Assuming the 10 boxes are distinguishable or ordered.
There are 10 ways to put the first item, 10 for the second, and 10 for the third. So by the multiplication rule, there are 10^3 ways to place the three objects.
Okay, but what if the maximum that each box can hold is 2?
What do you do when you have the third object to be placed and supposed to place in a box already filled with two object?
You would skip that case.
How many of these cases do we have?
To determine the number of different ways you can put 3 distinguishable things in 10 boxes, we can use the concept of permutations.
In this case, we have 3 distinguishable things (let's represent them as A, B, and C) and 10 distinguishable boxes (represented as B1, B2, B3, ..., B10).

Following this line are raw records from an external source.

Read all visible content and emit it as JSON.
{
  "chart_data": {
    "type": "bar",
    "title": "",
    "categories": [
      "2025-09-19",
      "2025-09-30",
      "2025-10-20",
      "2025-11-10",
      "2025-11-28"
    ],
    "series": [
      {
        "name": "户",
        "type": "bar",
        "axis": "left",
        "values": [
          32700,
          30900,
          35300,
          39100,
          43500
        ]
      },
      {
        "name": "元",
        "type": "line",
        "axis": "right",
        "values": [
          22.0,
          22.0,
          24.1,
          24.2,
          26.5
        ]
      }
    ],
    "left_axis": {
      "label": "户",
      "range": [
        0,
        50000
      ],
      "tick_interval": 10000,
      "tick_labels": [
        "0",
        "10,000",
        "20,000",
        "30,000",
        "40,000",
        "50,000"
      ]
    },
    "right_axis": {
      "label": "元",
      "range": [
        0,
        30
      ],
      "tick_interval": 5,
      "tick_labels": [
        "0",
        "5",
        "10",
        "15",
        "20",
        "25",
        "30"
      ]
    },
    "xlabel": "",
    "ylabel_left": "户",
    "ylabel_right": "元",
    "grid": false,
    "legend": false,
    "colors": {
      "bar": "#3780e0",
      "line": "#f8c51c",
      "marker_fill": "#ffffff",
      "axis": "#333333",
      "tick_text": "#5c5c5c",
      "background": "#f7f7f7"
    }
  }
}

To solve this problem, we can think of each distinguishable thing as a distinct choice for each box. So, for the first box, we have 3 choices (A, B, or C). For the second box, we have 2 choices (since we have already placed one object in the first box). Finally, for the third box, we have only 1 choice (since we have already placed two objects in the previous two boxes).
Using the fundamental principle of counting, we multiply the number of choices together:
3 choices for the first box * 2 choices for the second box * 1 choice for the third box = 3 * 2 * 1 = 6
Therefore, there are 6 different ways to put 3 distinguishable things in 10 boxes.